LIRA, September 14, 2023 – The beneficiaries of the Parish Development [PDM] in Lira district have been warned against diverting the funds meant to help poor households engage in commercial farming.
The call was made early this week by Thomas Okello, head of Lira district production department, as he engaged journalists in a brief interview at his office.
The PDM, launched in February 2022, is a government initiative intended to improve household incomes for 3.5 million poor households that the government wants to push to the money economy in the next five years beginning with the financial year 2022/2023.
Okello while talking to the reporters, argued that if the farmers put PDM funds to good use, they would achieve better results by way of improving their livelihoods.
“We continue to give PDM funds to our farmers, but we are requesting the farmers to use the funds according to their business plans. They should use the funds strictly for agricultural production, and not for other things so that they chase away poverty from their homes,” Okello said.
He also threatened to arrest those who divert PDM funds to other activities such as marrying more wives, drinking alcohol, and holding parties among others.
“There are others when they get this money, they will run to marriage, I don’t want to hear that, those ones we shall send people to arrest them,” he said.
Brenda Abalo, a beneficiary from Abunga village in Bar Sub-county who is growing maize on a seven-acre farm concurred with Okello’s warning, saying it will be hard for beneficiaries to pay back the PDM funds if they misuse it.
“At the moment, there are some people who are already misusing the money, drunkards, they are just drinking the money, and yet this money we have got is a loan that must be paid back,” she said.
Meanwhile, Susan Akullo, a resident of Apua village, Lira district, and member of Note Enteko PDM Group said she bought 10 kilogrammes of maize using the PDM money, with some money being paid to labourers helping with the planting this second season.

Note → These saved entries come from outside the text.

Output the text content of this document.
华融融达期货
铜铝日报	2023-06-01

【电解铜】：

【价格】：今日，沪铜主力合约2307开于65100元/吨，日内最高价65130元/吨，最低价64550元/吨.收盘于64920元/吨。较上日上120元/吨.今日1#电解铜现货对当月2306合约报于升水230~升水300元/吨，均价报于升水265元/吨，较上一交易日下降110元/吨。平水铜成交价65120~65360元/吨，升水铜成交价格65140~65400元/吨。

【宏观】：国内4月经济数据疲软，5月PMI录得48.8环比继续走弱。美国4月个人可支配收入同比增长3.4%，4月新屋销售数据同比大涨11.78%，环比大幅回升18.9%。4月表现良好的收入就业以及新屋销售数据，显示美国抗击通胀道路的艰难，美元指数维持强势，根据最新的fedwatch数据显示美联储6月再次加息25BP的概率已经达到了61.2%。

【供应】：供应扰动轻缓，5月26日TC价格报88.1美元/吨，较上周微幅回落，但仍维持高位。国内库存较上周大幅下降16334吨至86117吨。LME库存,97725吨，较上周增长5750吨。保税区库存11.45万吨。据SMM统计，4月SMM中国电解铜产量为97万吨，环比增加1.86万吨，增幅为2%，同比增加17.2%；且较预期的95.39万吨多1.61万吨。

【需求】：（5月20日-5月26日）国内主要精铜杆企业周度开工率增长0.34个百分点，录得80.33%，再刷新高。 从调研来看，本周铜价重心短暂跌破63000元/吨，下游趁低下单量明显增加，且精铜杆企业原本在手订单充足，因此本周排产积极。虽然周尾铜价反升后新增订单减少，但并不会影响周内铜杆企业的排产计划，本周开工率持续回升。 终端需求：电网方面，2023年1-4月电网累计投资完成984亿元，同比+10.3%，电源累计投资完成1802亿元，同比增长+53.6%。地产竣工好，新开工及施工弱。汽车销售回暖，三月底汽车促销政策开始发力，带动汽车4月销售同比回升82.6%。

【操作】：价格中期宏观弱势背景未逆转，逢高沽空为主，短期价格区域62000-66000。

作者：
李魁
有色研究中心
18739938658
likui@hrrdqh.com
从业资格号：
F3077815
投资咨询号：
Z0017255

However, Akullo said each of the poor household needs about Shs 2 million to be able to carry on meaningful business. Currently, under the PDM, each beneficiary household gets Shs 1mln.
“I so much wanted to grow maize on a larger scale. I am now requesting that government should give us more money if we pay back the Shs 1mln,” Akullo said.
Meanwhile, Michael Okello, the Lira district PDM focal point person said many farmers are interested in being given the PDM money although he said it is not enough.
“The money is not even enough. People are very many and not all of them will benefit this money because it is not enough. However, our teams are working tirelessly to ensure that the farmers get all the money before the planting season ends. We want to catch up with the rain, especially for our farmers who have chosen crop enterprises like maize, soybeans, beans, and ground nuts among others,” he said
Okello said the extension workers are also on the ground to file the list of beneficiaries who could have misused the PDM money.
“We have tasked our extension workers on ground to find those beneficiaries misusing the money so that the law can deal with them,” Okello said.
At the moment Shs 2.4 billion has been given out to 2417 beneficiaries while 908 beneficiaries are in the pipeline to receive the money since their vouchers have been approved.
Meanwhile Lira District has a total of 58 parishes with more than 7,000 people. Under the PDM each of the 10,594 parishes in Uganda is supposed to receive Shs 100mln every year for enterprise groups.
The government in the last financial year 2022/ 2023 as well as the current financial year 2023 /2024 earmarked over Shs 1bln for the PDM, even though reports from across the country indicate that some officials handling the programme have abused it through corruption.
The parishes are getting the money under the Financial Inclusion Pillar of the PDM. The overarching role of the PDM is to increase household incomes and improve the quality of life of Ugandans with a specific focus on the total transformation of the subsistence households into the money economy, as well as eradication of poverty and vulnerability in Uganda.
Key frameworks to which the Financial Inclusion Pillar is aligned include the National Microfinance Policy, the National Cooperative Policy 2011, the National Payment Systems Policy, the National Financial Inclusion Strategy [NFIS 2017-2022], the Strategy for Financial Literacy, and the Private Sector Development Strategy [2017].